Dir: Pella Kagerman, Hugo Lilja
Star: Emelie Garbers, Bianca Cruzeiro, Arvin Kananian, Anneli Martini

This starts off feeling as if it’s going to be hard SF, but the further it goes (literally, as we’ll see), the more it diverges into more psychological, and arguably semi-spiritual territory. I’m kinda disappointed, as I prefer the nuts-and-bolts variety of the genre, and was enjoying those elements perfectly well. It begins on the titular ship, making its way from what remains of Earth to Mars with colonists. It should be a three-week jaunt, and a cushy one at that. For the Aniara (which I inevitably keep typing as Ariana!) is kitted out like a cruise-ship, with shopping malls, leisure facilities and an AI-driven VR facility called MIMA. This lets passengers experience their memories in an idealized version of Earth, and is run by Mimaroben (Jonsson).

The voyage is interrupted by a freak accident which sends the Aniara off-course and forces Captain Chefone (Kananian) to jettison their nuclear fuel to avoid a meltdown. This comes at a cost: they can not correct their course. The ship can only keep going, until they find a celestial body whose gravity they can use to change direction. As days turn into weeks, months and years, it’s clear that won’t happen. At least the ship’s self-contained systems mean the passengers and crew won’t starve, suffocate or die of thirst. [Though I hope you like algae.

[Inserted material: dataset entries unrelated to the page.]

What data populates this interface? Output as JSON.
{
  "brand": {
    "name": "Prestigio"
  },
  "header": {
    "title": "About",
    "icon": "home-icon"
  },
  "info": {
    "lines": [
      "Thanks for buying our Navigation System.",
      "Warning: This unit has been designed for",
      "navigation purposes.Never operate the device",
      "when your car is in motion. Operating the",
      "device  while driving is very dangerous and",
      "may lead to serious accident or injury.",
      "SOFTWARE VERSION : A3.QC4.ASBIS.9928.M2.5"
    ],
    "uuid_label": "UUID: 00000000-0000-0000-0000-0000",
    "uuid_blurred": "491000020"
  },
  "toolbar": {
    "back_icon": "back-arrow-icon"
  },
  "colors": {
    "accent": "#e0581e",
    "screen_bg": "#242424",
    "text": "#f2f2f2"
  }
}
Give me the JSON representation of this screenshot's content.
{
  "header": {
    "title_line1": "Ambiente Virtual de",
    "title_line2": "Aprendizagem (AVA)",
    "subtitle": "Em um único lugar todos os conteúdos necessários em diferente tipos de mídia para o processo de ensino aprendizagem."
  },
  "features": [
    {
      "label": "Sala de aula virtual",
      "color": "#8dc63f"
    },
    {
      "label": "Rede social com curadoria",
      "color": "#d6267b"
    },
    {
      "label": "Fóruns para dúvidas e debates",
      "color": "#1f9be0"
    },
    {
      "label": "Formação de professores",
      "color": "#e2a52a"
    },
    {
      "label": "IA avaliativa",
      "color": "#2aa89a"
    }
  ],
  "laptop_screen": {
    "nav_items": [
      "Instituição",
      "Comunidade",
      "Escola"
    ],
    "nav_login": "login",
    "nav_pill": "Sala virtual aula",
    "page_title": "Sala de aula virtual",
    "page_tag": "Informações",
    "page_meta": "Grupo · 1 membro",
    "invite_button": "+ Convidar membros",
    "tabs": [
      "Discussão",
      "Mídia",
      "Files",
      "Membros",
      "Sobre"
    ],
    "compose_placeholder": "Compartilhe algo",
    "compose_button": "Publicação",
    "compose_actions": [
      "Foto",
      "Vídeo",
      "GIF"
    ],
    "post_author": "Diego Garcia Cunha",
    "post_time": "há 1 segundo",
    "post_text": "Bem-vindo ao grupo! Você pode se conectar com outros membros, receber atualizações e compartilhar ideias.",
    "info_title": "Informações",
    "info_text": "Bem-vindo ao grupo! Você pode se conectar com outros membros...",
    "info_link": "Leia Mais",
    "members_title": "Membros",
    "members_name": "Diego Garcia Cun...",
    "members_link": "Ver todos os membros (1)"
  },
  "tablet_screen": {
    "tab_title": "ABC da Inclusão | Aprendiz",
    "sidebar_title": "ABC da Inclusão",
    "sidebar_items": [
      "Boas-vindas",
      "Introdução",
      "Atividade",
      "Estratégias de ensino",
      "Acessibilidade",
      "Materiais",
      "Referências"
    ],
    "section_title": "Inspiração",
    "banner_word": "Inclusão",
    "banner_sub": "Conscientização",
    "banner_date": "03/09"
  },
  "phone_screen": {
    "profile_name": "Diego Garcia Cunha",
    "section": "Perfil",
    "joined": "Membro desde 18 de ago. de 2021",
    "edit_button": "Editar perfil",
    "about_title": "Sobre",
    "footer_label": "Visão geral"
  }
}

As in, really like algae…] The survival issue is mostly psychological, with MIMA becoming increasingly important – until the AI commits suicide. It won’t be the last character to do so.

Thereafter is really where the film stops being hard SF, and becomes an increasingly bleak slab of Scandinavian angst. Mimaroben forms a relationship with officer Isagel (Cruzeito), and they have a child after a weird, cult orgy. Isagel isn’t happy about it. Things don’t end well there. What appears to be a rescue rocket, possibly containing fuel that will get the Aniara back on course for Mars, is spotted. Things don’t end well here either. Yet Mimaroben, Captain Chefone and the rest of the inhabitants of this new, little planet keep plugging on, with the business of everyday life. There really isn’t any alternative. Well, except for opening the airlock doors and going for a stroll in the cold, dark vacuum of deep space.

By the time the end credits roll, you may be inclined to do the same. As a downbeat depiction of the futility of human existence, I can’t argue against its effectiveness. The effects are actually quite impressive, especially considering the budget (per Wikipedia) was slightly below two million Euros. It’s just that it feels like a SF film directed by Marvin the Paranoid Android (“After that, I went into a bit of a decline…”). I was expecting some sense of ingenuity, like in The Martian, with the crew changing the ship’s course through cunning use of a Sodastream or something. Instead, they appear resigned to their eventual doom, and it’s an infectious kind of fatalism. The quiet whimper with which this ends, rather than any kind of bang – least of all, a big one – is appropriate. Especially for something based on a 150-page Swedish poem.